Mordprozess: Angeklagter will nach Algerien zurück
VIERSEN/MÖNCHENGLADBACH Bereits die erste Sitzung vor dem Landgericht Mönchengladbach konnte als skurril bezeichnet werden. Kurios ging es am zweiten Prozesstag am Dienstag weiter. Seit Freitag muss sich ein Algerier wegen versuchten Mordes und gefährlicher Körperverletzung verantworten. Er soll einen Mitbewohner in der Viersener Flüchtlingsunterkunft am Lichtenberg mit einem Messer angegriffen und ihm mehrere Stich- und Schnittverletzungen zugefügt haben. Ungeklärt ist bislang die Identität des Angeklagten. Kurz vor Prozessbeginn äußerte der Algerier, nach einem abgelehnten Asylantrag unter einem anderen Namen sowie Geburtsjahr einen weiteren Antrag gestellt zu haben. Mit den neuen Angaben wäre der Angeklagte zum Tatzeitpunkt aber 20 Jahre und zehn Monate alt gewesen und würde damit vor Gericht als Heranwachsender behandelt.
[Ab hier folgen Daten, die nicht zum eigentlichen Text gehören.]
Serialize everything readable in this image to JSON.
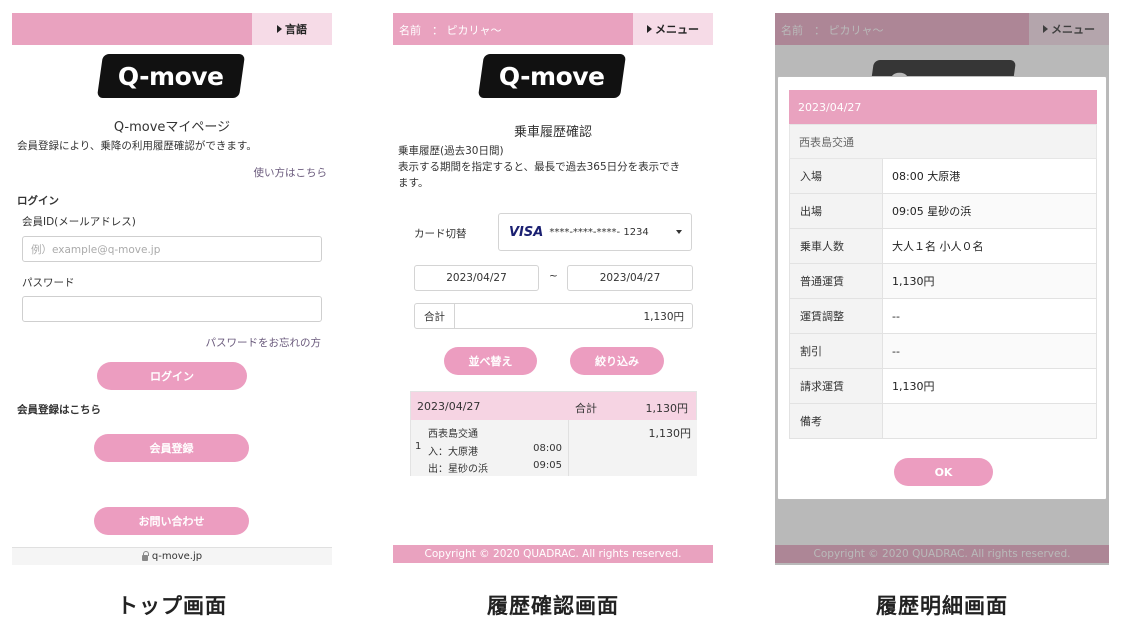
{
  "screen1": {
    "lang_button": "言語",
    "logo": "Q-move",
    "title": "Q-moveマイページ",
    "description": "会員登録により、乗降の利用履歴確認ができます。",
    "howto_link": "使い方はこちら",
    "login_heading": "ログイン",
    "member_id_label": "会員ID(メールアドレス)",
    "member_id_placeholder": "例）example@q-move.jp",
    "password_label": "パスワード",
    "forgot_link": "パスワードをお忘れの方",
    "login_button": "ログイン",
    "register_heading": "会員登録はこちら",
    "register_button": "会員登録",
    "contact_button": "お問い合わせ",
    "footer_url": "q-move.jp",
    "caption": "トップ画面"
  },
  "screen2": {
    "name_label": "名前　：",
    "name_value": "ピカリャ〜",
    "menu_button": "メニュー",
    "logo": "Q-move",
    "title": "乗車履歴確認",
    "history_note": "乗車履歴(過去30日間)",
    "period_note_1": "表示する期間を指定すると、最長で過去365日分を表示でき",
    "period_note_2": "ます。",
    "card_label": "カード切替",
    "card_brand": "VISA",
    "card_number": "****-****-****- 1234",
    "date_from": "2023/04/27",
    "date_sep": "~",
    "date_to": "2023/04/27",
    "total_label": "合計",
    "total_value": "1,130円",
    "sort_button": "並べ替え",
    "filter_button": "絞り込み",
    "result_date": "2023/04/27",
    "result_total_label": "合計",
    "result_total_value": "1,130円",
    "row_index": "1",
    "row_company": "西表島交通",
    "row_in": "入：大原港",
    "row_in_time": "08:00",
    "row_out": "出：星砂の浜",
    "row_out_time": "09:05",
    "row_fare": "1,130円",
    "footer": "Copyright © 2020 QUADRAC. All rights reserved.",
    "caption": "履歴確認画面"
  },
  "screen3": {
    "name_label": "名前　：",
    "name_value": "ピカリャ〜",
    "menu_button": "メニュー",
    "modal_date": "2023/04/27",
    "modal_company": "西表島交通",
    "rows": [
      {
        "k": "入場",
        "v": "08:00 大原港"
      },
      {
        "k": "出場",
        "v": "09:05 星砂の浜"
      },
      {
        "k": "乗車人数",
        "v": "大人１名  小人０名"
      },
      {
        "k": "普通運賃",
        "v": "1,130円"
      },
      {
        "k": "運賃調整",
        "v": "--"
      },
      {
        "k": "割引",
        "v": "--"
      },
      {
        "k": "請求運賃",
        "v": "1,130円"
      },
      {
        "k": "備考",
        "v": ""
      }
    ],
    "ok_button": "OK",
    "footer": "Copyright © 2020 QUADRAC. All rights reserved.",
    "caption": "履歴明細画面"
  }
}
Eine Dolmetscherin sollte die Eltern des Algeriers um einen Scan seines Personalausweises bitten. Die Mutter in Algerien verweigerte diesen jedoch. Sie wollte zunächst mit dem Sohn telefonieren. Dies ließ die Kammer nicht zu. Der Angeklagte sollte daraufhin einige Schlüsseldaten nennen, die die Dolmetscherin nach Prüfung durch die Kammer an die Familie weiterleiten sollte.
Ein Polizeibeamter, der als Zeuge gehört wurde, erklärte, dass er die „neuen Parameter“des Beschuldigten geprüft habe. Diese seien jedoch bei keiner Behörde erfasst worden.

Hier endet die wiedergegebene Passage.